OPTIMIZE TABLE outputs FINAL;

Addresses Table

Purpose & Rationale

  • Explodes each output into one row per address, enabling fast balance/history queries.
  • Key ordering (address, transaction_hash, output_index) aligns with the most common analytics pattern: “all activity for address X”.
  • A materialized view (address_flat_mv) keeps the table automatically synchronized with outputs, removing manual ETL.
CREATE TABLE addresses
(
transaction_hash String,
output_index UInt64,
block_hash String,
block_number UInt64,
block_timestamp DateTime,
address String,
value Float64,
spent_transaction_hash String,
spent_input_index UInt64,
spent_block_hash String,
spent_block_number UInt64,
spent_block_timestamp DateTime,
revision UInt64
)
ENGINE = ReplacingMergeTree(revision)
PARTITION BY toYYYYMM(block_timestamp)
PRIMARY KEY (address, transaction_hash, output_index)
ORDER BY (address, transaction_hash, output_index);

One-off backfill (optional if MV is created first)

INSERT INTO addresses
SELECT
o.transaction_hash,
o.output_index,
o.block_hash,
o.block_number,
o.block_timestamp,
address,
o.value,
o.spent_transaction_hash,
o.spent_input_index,
o.spent_block_hash,
o.spent_block_number,
o.spent_block_timestamp,
o.revision
FROM outputs AS o
ARRAY JOIN o.addresses AS address;

Continuous sync

CREATE MATERIALIZED VIEW addresses_mv
TO addresses
AS
SELECT
o.transaction_hash,
o.output_index,
o.block_hash,
o.block_number,
o.block_timestamp,
address,
o.value,
o.spent_transaction_hash,
o.spent_input_index,
o.spent_block_hash,
o.spent_block_number,
o.spent_block_timestamp,
o.revision
FROM outputs AS o
ARRAY JOIN o.addresses AS address

Example query: Satoshi’s famously untouched balance

SELECT sum(value) / 100000000. AS balance
FROM addresses
FINAL
WHERE (address = '12higDjoCCNXSA95xZMWUdPvXNmkAduhWv') AND (spent_transaction_hash = '')
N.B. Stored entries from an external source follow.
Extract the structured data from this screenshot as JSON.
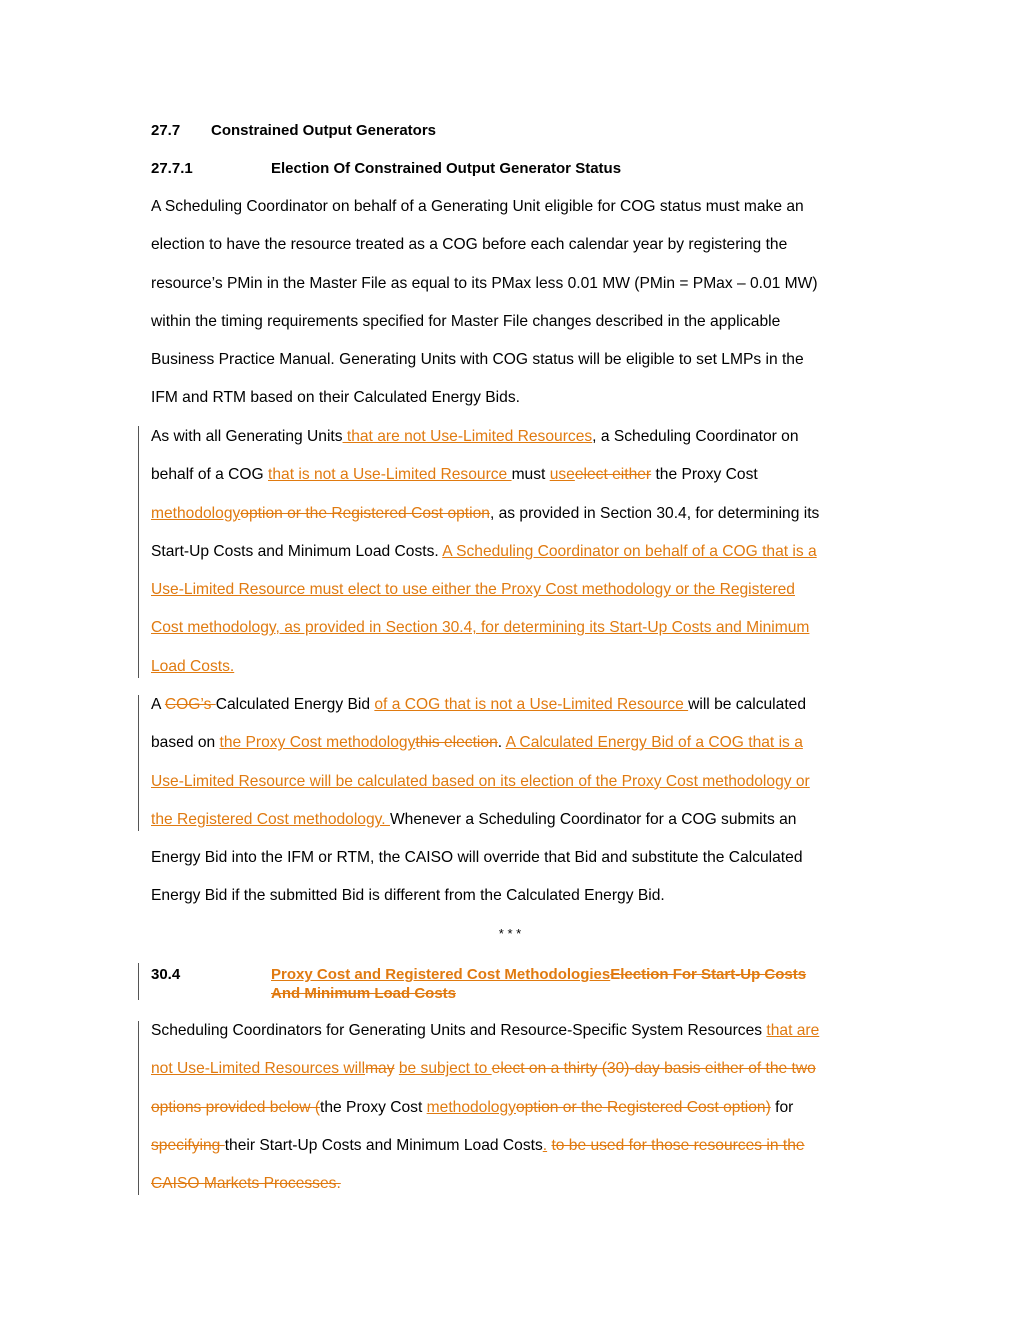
{
  "colors": {
    "text": "#000000",
    "tracked_change": "#E07A10",
    "change_bar": "#555555"
  },
  "section_27_7": {
    "number": "27.7",
    "title": "Constrained Output Generators"
  },
  "section_27_7_1": {
    "number": "27.7.1",
    "title": "Election Of Constrained Output Generator Status"
  },
  "para1": {
    "lines": [
      "A Scheduling Coordinator on behalf of a Generating Unit eligible for COG status must make an",
      "election to have the resource treated as a COG before each calendar year by registering the",
      "resource’s PMin in the Master File as equal to its PMax less 0.01 MW (PMin = PMax – 0.01 MW)",
      "within the timing requirements specified for Master File changes described in the applicable",
      "Business Practice Manual.  Generating Units with COG status will be eligible to set LMPs in the",
      "IFM and RTM based on their Calculated Energy Bids."
    ]
  },
  "para2": {
    "l1": {
      "a": "As with all Generating Units",
      "ins1": " that are not Use-Limited Resources",
      "b": ", a Scheduling Coordinator on"
    },
    "l2": {
      "a": "behalf of a COG ",
      "ins1": "that is not a Use-Limited Resource ",
      "b": "must ",
      "ins2": "use",
      "del1": "elect either",
      "c": " the Proxy Cost"
    },
    "l3": {
      "ins1": "methodology",
      "del1": "option or the Registered Cost option",
      "a": ", as provided in Section 30.4, for determining its"
    },
    "l4": {
      "a": "Start-Up Costs and Minimum Load Costs.  ",
      "ins1": "A Scheduling Coordinator on behalf of a COG that is a"
    },
    "l5": {
      "ins1": "Use-Limited Resource must elect to use either the Proxy Cost methodology or the Registered "
    },
    "l6": {
      "ins1": "Cost methodology, as provided in Section 30.4, for determining its Start-Up Costs and Minimum "
    },
    "l7": {
      "ins1": "Load Costs."
    }
  },
  "para3": {
    "l1": {
      "a": "A ",
      "del1": "COG’s ",
      "b": "Calculated Energy Bid ",
      "ins1": "of a COG that is not a Use-Limited Resource ",
      "c": "will be calculated"
    },
    "l2": {
      "a": "based on ",
      "ins1": "the Proxy Cost methodology",
      "del1": "this election",
      "b": ".  ",
      "ins2": "A Calculated Energy Bid of a COG that is a "
    },
    "l3": {
      "ins1": "Use-Limited Resource will be calculated based on its election of the Proxy Cost methodology or "
    },
    "l4": {
      "ins1": "the Registered Cost methodology.  ",
      "a": "Whenever a Scheduling Coordinator for a COG submits an"
    },
    "l5": {
      "a": "Energy Bid into the IFM or RTM, the CAISO will override that Bid and substitute the Calculated"
    },
    "l6": {
      "a": "Energy Bid if the submitted Bid is different from the Calculated Energy Bid."
    }
  },
  "separator": "* * *",
  "section_30_4": {
    "number": "30.4",
    "title_inserted": "Proxy Cost and Registered Cost Methodologies",
    "title_deleted_1": "Election For Start-Up Costs ",
    "title_deleted_2": "And Minimum Load Costs"
  },
  "para4": {
    "l1": {
      "a": "Scheduling Coordinators for Generating Units and Resource-Specific System Resources ",
      "ins1": "that are "
    },
    "l2": {
      "ins1": "not Use-Limited Resources will",
      "del1": "may",
      "a": " ",
      "ins2": "be subject to ",
      "del2": "elect on a thirty (30)-day basis either of the two "
    },
    "l3": {
      "del1": "options provided below (",
      "a": "the Proxy Cost ",
      "ins1": "methodology",
      "del2": "option or the Registered Cost option)",
      "b": " for"
    },
    "l4": {
      "del1": "specifying ",
      "a": "their Start-Up Costs and Minimum Load Costs",
      "ins1": ".",
      "b": " ",
      "del2": "to be used for those resources in the "
    },
    "l5": {
      "del1": "CAISO Markets Processes."
    }
  }
}
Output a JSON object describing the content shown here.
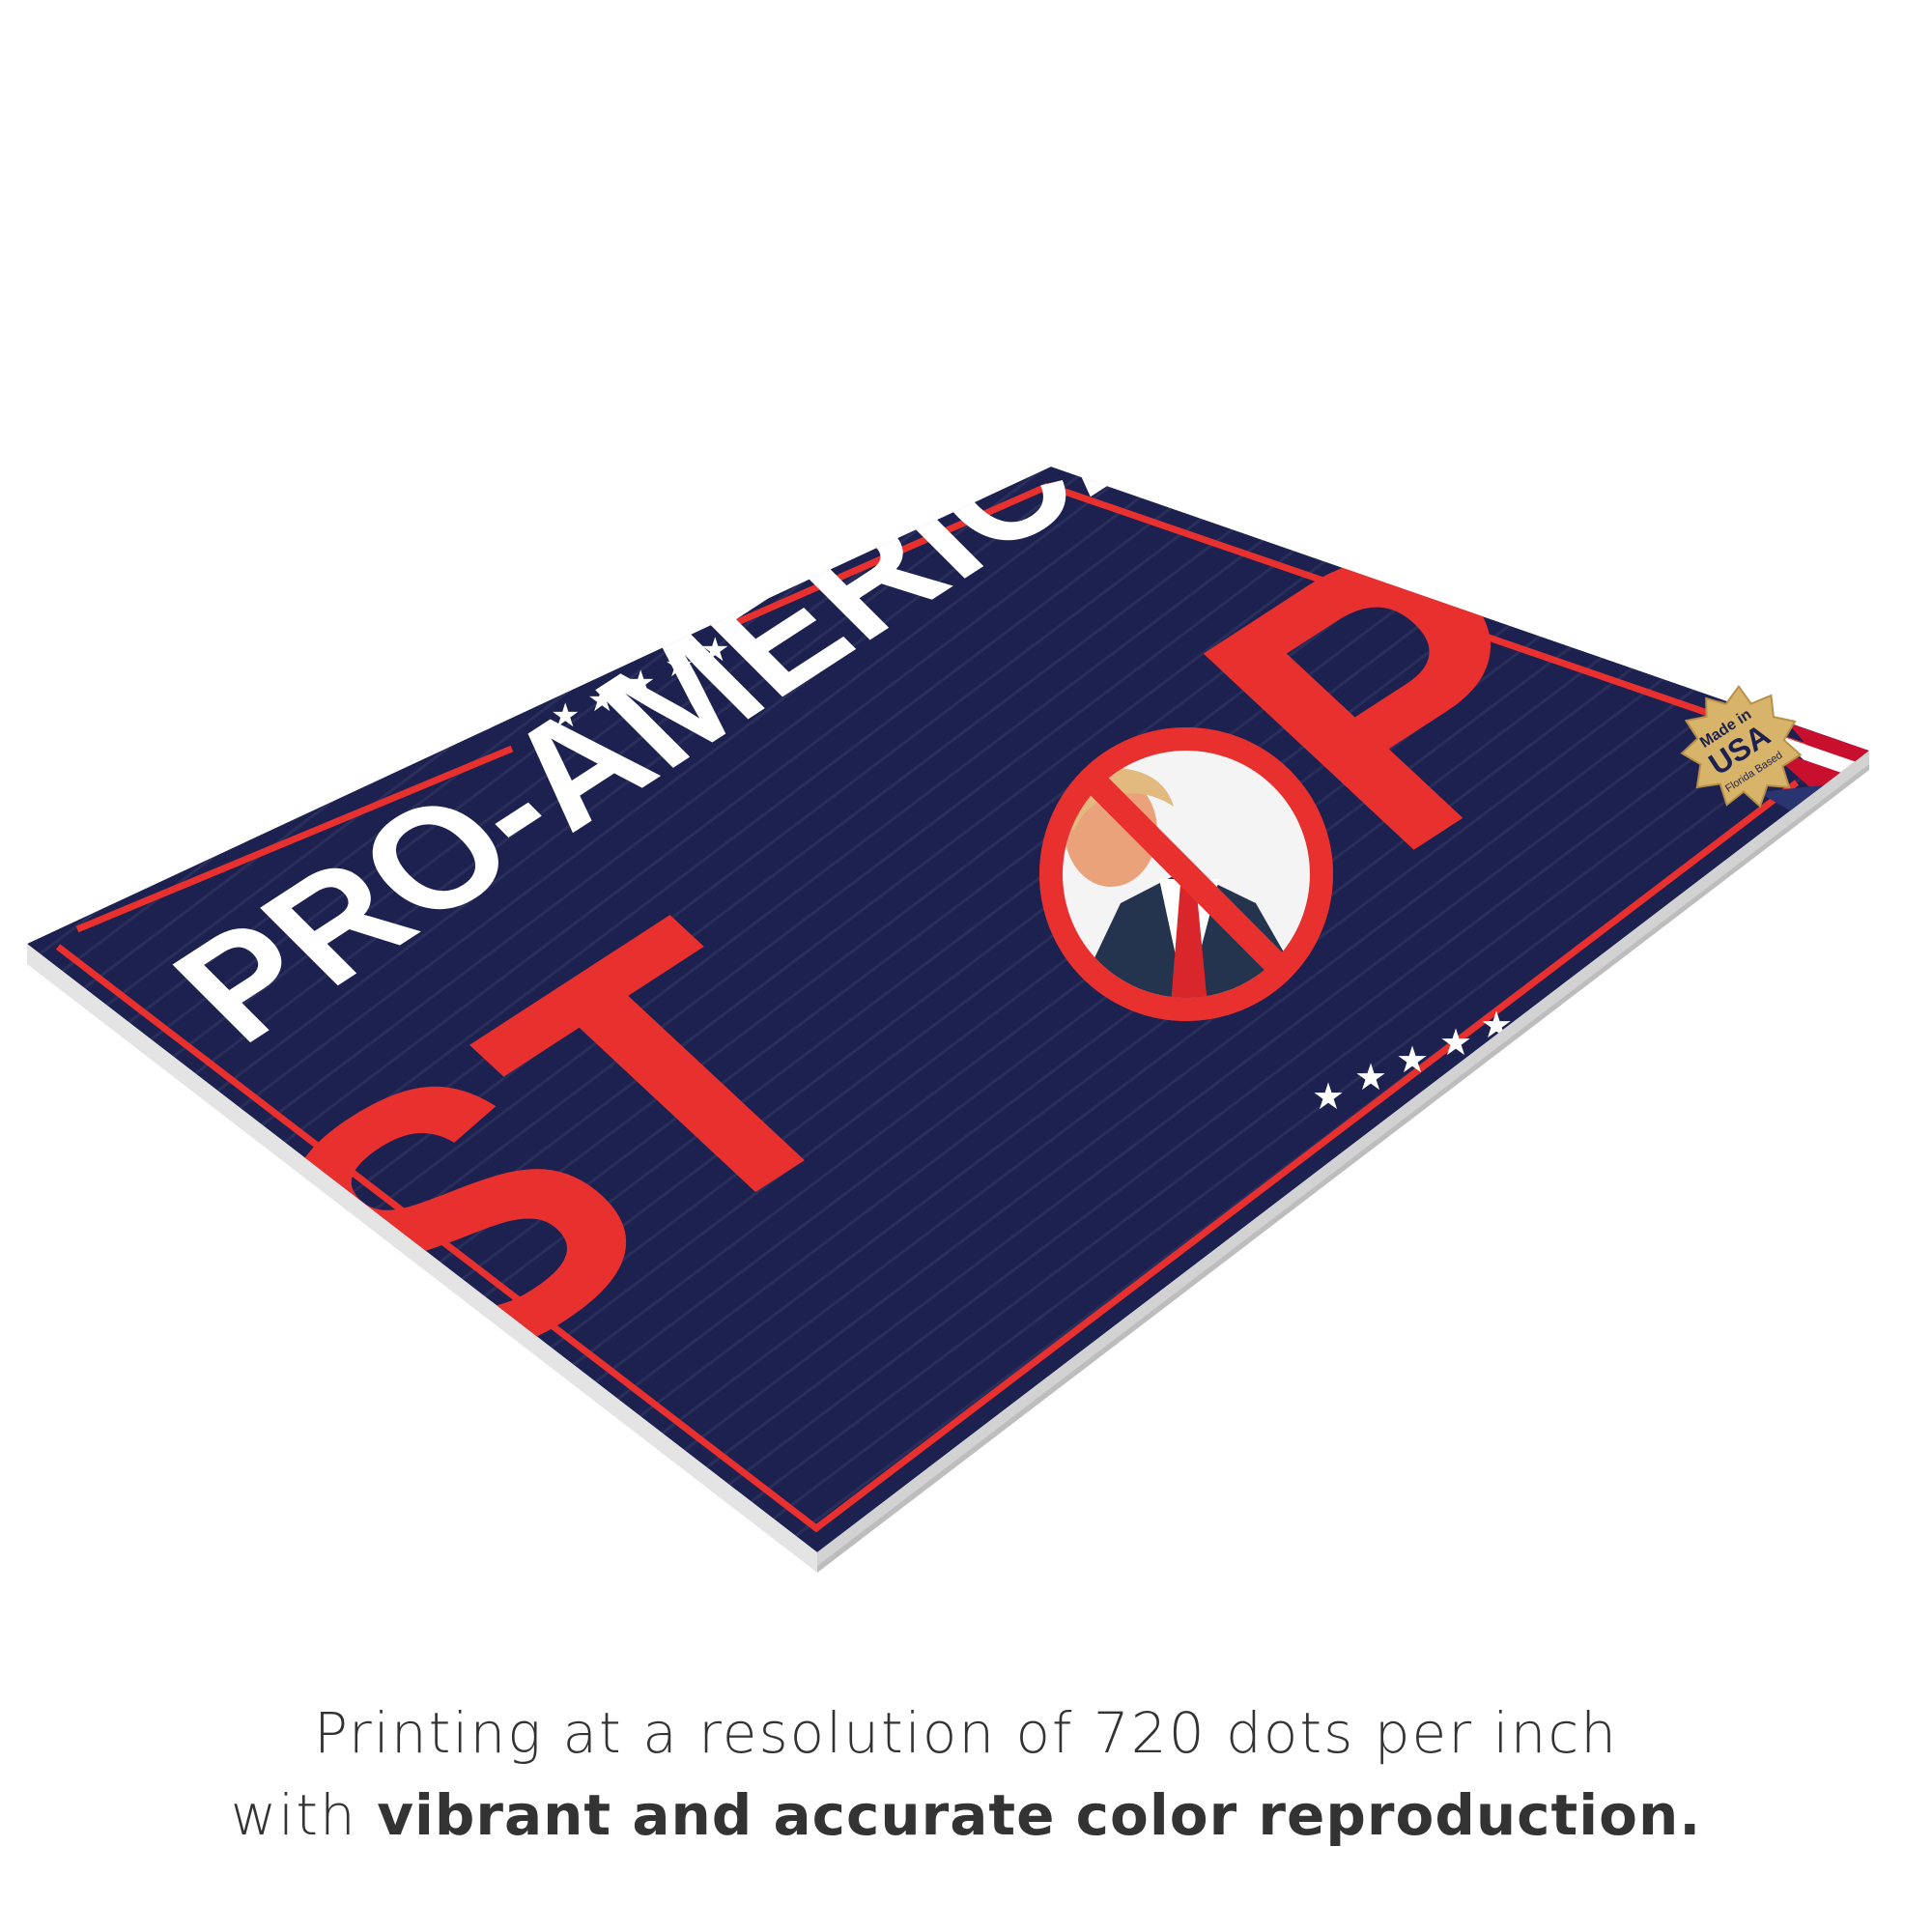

How the Pieces Fit Together

  1. Raw ingestion happens once into blocks_fat and transactions_fat.
  2. Arrays are exploded into inputs and outputs, bringing UTXO granularity.
  3. A self-join marks outputs as spent, propagating spend metadata forward.
  4. address_flat (via MV) denormalizes to address level for everyday analytics.
  5. Because every table is a ReplacingMergeTree, idempotent re-loads are safe—essential for long-running blockchain syncs.

Forward-looking tip: Once your “tight” tables stabilize, consider Time-to-Live (TTL) in ClickHouse to automatically purge any stale duplicates retained by the ReplacingMergeTree versioning—keeping storage lean without manual OPTIMIZE FINAL cycles.